Trending: Manufacturing Flexibility for Efficiency and Market Response

We know much more about manufacturing than when Ford first rolled Model-T’s off of the line. As manufacturers account for more variables within the production process, they have the opportunity to beat competitors by capitalizing on their inefficiencies.

Reduce Variation and Increase Flow

Lean practitioners believe that waste comes from unnecessary steps in the production process that do not add value to the finished product while Six Sigma proponents assert that waste results from variation within the process. Of course, there is truth in both of these assessments, which is why both Lean and Six Sigma methodologies have been so successful in improving overall business performance in a variety of fields. In fact, these two disciplines have proven to be especially successful when working in tandem – hence the creation of Lean Six Sigma. The chart below represents the eight waste areas identified by this application.
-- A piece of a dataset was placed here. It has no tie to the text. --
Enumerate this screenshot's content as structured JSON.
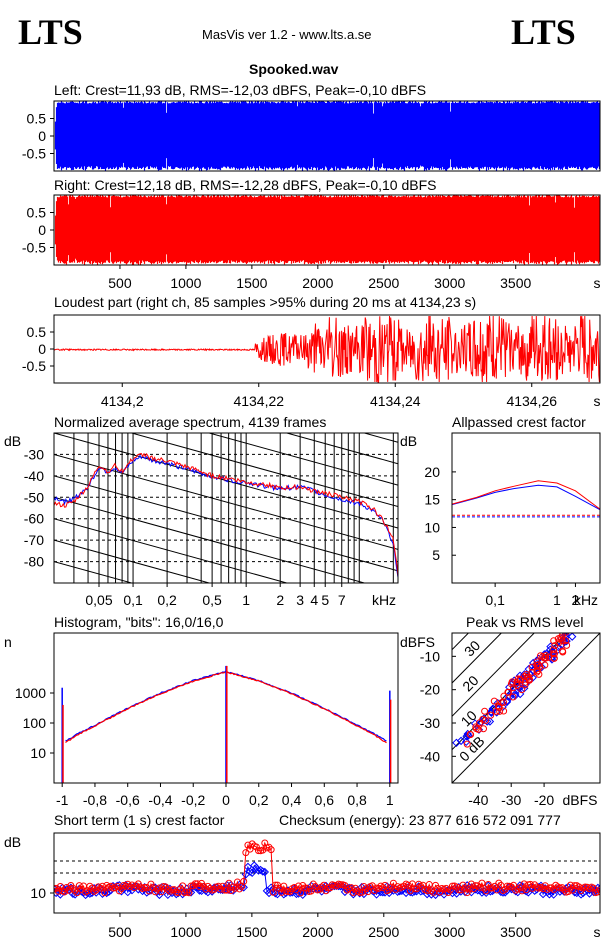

Manufacturers should have processes and plans that account for a reasonable spread of variables. For example, preventative maintenance is a step in the right direction, but the manufacturers that do predictive analysis of these variables and more are winning the race.

An Additional Variable

Identifying waste is the first step towards improving operational efficiency, but for many manufacturers, the more challenging task is in finding solutions that provide the highest return on investment and implementing those solutions efficiently. New plants have a clear advantage because manufacturers can use their prior knowledge and build on a clean slate. Working within operational plants increases the complexity and cost of implementations. Due to the perceived risks, many manufacturers wait until a known risk’s consequences are imminent. Unfortunately, there is a major flaw in managing operations when decisions aren’t made until they are forced. We all know what doing too little too late means. The timing of implementing solutions is critical to a manufacturer’s success, and unfortunately, we’ve seen the impact on operations.

Planning for the Future

Manufacturing is a technology based business and technologies are improving at a breakneck pace. Recent innovations have allowed established tools, to explore variables with incredible depth and accuracy throughout the manufacturing process. Those who’ve continued to improve and innovate are realizing their returns and growing.

According to ThomasNet’s annual Industry Market Barometer® survey of North American manufacturing shows an upward trajectory, year after year, as they continue to lead the U. S. economy forward. These companies are growing, hiring, adding new lines of products or services, and investing for more growth to come. More than half (58 percent) grew in 2013, and 63 percent expect to grow by the end of 2014.

Positive indicators are everywhere. Manufacturers are getting more business from their existing markets, and their average account values are rising. Nearly eight out of ten (76 percent) are now selling overseas, and 33 percent of them expect this to rise, too. In anticipation of what’s ahead, they’re increasing their production capacity, optimizing their manufacturing operations, and upgrading their facilities.